Liquid petroleum gas firms want a directive to favour biofuels and hydrogen, to which they could pivot, reports The Guardian, EURACTIV's media partner.
Europe’s gas industry has embarked on an intensive lobbying operation to try to hinder the phaseout of gas boilers under forthcoming changes to EU legislation, leaked emails suggest.
Gas companies want to keep gas boilers in operation to protect their current market, and to enable them to adapt into what they see as potential new “green” gas markets, in biofuels and hydrogen, despite serious concerns over their viability.
Leaked emails, obtained by the investigative journalism outlet DeSmog as part of a project funded by Journalismfund.eu, and seen by the Guardian, show the industry attempting to introduce loopholes into the legislation that would allow the continued sale of boilers.
The emails, and information from the European parliament on lobbying meetings and conferences, indicate the liquid petroleum gas (LPG) industry has taken the lead on the lobbying effort.
LPG is the name given to butane and propane, fossil fuels that are byproducts of oil and gas extraction and refining. The canisters and tanks have been a mainstay of rural communities across Europe that are off the gas grid and have limited heating options.
About 16.8 million people in the EU use LPG, about 4% of the population. The LPG industry is represented by Liquid Gas Europe, a trade organisation that has held a series of high-profile events and closed-door meetings with members of the European parliament in recent months.
Their focus is on EU legislation known as the energy performance of buildings directive (EPBD), which governs how homes can be insulated and heated across the bloc and which is up for revision. Proposed changes will be voted on by the European parliament next week.
One aim of the revision is to encourage the phaseout of gas boilers. Although this is targeted at boilers of a different kind from those that use LPG, the LPG industry perceives any such phaseout as a potential threat to its future.
Henry Cubbon, the LPG president at US fuel distributor Propane DCC, told the LPG Congress in Barcelona last June: “The gas boiler is our livelihood – if it gets banned, we have a real problem.”
LPG lobbyists also sense an opportunity, the emails and other lobbying efforts reveal. They want the directive to provide for favourable treatment of biofuels, made from waste or other organic materials, and hydrogen as a home heating fuel.
That is because they believe they could adapt much of their current infrastructure – including distribution networks and the boilers themselves – to switch from LPG to biofuels and hydrogen, which the LPG industry is calling “renewable gas”.
“We are doing a lot of work with regulators to see if we can position the gas boiler as a heating source of the future, powered by renewable gas,” said Cubbon.
As the emails and marketing materials show, the LPG industry is basing its lobbying on “the unique needs of rural communities”, which it portrays as underserved and at risk.
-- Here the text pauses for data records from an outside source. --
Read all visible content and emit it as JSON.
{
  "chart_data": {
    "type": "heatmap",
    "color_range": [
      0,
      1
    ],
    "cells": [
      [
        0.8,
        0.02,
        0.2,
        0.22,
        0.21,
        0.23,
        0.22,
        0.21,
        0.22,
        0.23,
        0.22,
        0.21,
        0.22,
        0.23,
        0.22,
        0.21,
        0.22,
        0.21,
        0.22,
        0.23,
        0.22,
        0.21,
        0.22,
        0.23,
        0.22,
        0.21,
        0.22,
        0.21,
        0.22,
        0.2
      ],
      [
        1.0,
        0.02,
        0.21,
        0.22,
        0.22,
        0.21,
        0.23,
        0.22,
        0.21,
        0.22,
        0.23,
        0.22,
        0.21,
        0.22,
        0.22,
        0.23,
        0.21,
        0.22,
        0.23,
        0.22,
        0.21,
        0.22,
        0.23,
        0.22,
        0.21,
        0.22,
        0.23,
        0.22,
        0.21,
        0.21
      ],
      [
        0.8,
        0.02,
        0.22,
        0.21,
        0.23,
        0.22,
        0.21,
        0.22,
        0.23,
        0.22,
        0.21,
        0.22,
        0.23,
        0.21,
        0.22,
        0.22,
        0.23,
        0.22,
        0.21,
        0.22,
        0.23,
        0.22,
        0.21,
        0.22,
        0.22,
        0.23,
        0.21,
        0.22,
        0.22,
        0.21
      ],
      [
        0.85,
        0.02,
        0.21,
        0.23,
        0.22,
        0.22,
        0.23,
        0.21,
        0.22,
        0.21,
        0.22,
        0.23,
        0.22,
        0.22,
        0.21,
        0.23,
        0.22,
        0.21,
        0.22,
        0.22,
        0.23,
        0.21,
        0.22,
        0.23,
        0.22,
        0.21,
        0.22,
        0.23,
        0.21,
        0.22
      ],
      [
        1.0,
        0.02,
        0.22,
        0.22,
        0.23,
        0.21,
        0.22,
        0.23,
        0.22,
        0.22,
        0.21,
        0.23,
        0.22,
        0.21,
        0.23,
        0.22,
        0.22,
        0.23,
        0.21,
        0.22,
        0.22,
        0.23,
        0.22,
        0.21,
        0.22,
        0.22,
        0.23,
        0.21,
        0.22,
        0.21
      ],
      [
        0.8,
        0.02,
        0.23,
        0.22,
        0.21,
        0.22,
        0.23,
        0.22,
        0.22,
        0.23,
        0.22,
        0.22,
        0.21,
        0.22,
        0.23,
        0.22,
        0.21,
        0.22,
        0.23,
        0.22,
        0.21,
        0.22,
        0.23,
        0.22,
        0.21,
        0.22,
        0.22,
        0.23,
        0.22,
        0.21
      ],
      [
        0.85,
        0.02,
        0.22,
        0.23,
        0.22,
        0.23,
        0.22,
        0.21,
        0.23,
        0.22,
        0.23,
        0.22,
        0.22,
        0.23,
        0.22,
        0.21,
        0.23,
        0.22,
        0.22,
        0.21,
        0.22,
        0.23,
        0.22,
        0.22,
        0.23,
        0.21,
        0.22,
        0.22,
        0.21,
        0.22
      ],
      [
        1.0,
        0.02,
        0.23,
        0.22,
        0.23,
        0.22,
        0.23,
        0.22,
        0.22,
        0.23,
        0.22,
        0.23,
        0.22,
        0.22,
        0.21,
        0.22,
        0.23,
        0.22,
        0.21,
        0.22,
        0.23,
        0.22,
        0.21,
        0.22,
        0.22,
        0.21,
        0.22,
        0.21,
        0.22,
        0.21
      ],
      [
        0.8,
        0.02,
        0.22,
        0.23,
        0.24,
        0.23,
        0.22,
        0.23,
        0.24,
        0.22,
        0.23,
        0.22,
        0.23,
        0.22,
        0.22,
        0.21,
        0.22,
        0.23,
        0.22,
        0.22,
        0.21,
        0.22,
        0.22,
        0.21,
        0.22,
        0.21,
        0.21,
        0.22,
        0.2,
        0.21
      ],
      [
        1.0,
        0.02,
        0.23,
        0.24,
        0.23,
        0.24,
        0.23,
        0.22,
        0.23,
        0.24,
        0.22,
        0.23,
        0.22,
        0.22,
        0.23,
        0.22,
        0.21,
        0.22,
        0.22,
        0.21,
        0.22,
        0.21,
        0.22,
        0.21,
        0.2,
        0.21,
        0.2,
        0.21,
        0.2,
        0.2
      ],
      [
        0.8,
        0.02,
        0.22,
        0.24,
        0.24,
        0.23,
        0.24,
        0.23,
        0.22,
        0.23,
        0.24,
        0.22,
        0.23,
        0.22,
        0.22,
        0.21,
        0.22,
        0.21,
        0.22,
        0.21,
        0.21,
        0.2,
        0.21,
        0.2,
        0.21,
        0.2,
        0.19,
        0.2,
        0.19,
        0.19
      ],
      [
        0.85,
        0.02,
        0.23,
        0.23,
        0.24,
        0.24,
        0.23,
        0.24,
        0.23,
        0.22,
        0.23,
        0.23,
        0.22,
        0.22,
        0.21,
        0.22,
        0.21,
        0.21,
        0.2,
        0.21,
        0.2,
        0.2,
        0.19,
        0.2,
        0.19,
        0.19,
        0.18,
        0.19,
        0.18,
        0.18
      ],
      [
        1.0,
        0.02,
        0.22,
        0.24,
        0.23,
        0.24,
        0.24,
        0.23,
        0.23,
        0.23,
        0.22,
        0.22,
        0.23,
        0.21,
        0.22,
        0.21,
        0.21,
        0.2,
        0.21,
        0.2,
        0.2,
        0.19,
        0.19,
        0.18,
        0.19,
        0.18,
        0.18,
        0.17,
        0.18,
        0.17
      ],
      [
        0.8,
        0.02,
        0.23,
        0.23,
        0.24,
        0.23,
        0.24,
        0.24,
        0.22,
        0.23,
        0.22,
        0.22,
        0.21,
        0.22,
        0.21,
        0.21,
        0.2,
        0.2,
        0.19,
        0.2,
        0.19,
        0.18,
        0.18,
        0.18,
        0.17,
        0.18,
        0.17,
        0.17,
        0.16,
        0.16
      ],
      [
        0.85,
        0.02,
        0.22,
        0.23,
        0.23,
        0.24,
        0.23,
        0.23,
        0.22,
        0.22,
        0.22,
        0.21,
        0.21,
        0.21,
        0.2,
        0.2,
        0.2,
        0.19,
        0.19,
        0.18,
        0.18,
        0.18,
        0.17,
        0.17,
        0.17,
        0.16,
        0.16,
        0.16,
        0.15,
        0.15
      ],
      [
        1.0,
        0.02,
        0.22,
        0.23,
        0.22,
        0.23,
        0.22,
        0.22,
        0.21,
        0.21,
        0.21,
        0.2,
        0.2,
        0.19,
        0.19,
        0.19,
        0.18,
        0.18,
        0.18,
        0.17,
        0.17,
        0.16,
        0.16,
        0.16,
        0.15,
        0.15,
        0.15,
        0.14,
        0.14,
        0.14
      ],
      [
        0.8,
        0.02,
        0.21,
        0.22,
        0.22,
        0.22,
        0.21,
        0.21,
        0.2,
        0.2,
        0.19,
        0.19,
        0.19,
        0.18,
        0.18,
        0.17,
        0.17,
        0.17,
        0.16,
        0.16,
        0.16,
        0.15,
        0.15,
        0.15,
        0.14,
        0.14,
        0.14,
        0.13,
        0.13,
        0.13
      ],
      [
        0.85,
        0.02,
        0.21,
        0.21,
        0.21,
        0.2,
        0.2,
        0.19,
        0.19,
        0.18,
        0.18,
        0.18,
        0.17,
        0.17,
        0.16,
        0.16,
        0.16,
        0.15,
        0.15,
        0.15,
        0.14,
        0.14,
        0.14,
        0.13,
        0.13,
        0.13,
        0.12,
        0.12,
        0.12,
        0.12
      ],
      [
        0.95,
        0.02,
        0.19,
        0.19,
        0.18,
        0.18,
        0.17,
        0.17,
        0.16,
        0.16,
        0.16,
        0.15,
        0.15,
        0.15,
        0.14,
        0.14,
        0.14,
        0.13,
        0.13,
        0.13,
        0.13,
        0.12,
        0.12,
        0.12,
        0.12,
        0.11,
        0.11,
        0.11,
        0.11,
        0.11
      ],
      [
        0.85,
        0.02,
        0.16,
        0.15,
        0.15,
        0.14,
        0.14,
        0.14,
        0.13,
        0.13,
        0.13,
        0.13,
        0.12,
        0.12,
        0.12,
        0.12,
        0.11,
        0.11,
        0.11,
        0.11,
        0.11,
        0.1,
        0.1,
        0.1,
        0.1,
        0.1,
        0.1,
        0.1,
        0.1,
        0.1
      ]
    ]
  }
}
But this is highly controversial. Experts increasingly believe that hydrogen will prove an expensive red herring for home heating, because the gas is poorly suited for domestic use, and also believe it is unlikely that biofuel production could be ramped up to become a mass-market heating fuel.Experts and campaigners have told DeSmog and the Guardian that this intensive lobbying effort by the LPG industry could derail or damage attempts to switch rural homes to greener long-term alternatives, chiefly heat pumps and rooftop solar power.
Jan Rosenow, the director of European programmes at the Regulatory Assistance Project, said: “LPG is a highly carbon-intensive fuel and will need to be phased out. Replacing it with scarce biofuels in the future is not a viable strategy. Sustainable biofuels are in limited supply and should be used where few alternatives to fossil fuels exist.”
He said efforts to decarbonise rural homes should concentrate on heat pumps. “Heat pumps are a proven and much more efficient technology that can replace LPG effectively today,” he said. “The continued installation of LPG boilers with the hope that one day they could run on biofuels is fanciful and very risky.”
Ewa Abramiuk-Lété, the general manager of the Liquid Gas Europe trade association, said: “The revision of the energy performance of buildings directive opens a unique opportunity for policymakers to set up a path to cleaner and more efficient buildings in Europe. Nevertheless, to achieve these climate goals while ensuring no one is left behind, we are convinced that all low- and zero-carbon technologies have a role to play, especially when they require no changes to existing infrastructures.”
She added: “When we look at the current situation in rural areas, renewable liquid gases, such as renewable LPG, renewable and recycled-carbon DME [a gas similar to LPG] have a key role in providing viable and affordable solutions. The EPBD recast should therefore respect the principle of technology neutrality to effectively decarbonise the EU building stock, by introducing a mixed technology approach.”
Claims that the LPG industry was assisting in the EU’s decarbonisation efforts were dismissed by Silvia Pastorelli, a climate and energy campaigner at Greenpeace EU. She said: “The gas lobby is only really trying to protect its own bottom line, when it fakes concern for rural communities, and exploits people’s genuine fears about energy poverty. It doesn’t matter what the problem is, their answer is always the same: more fossil fuels.”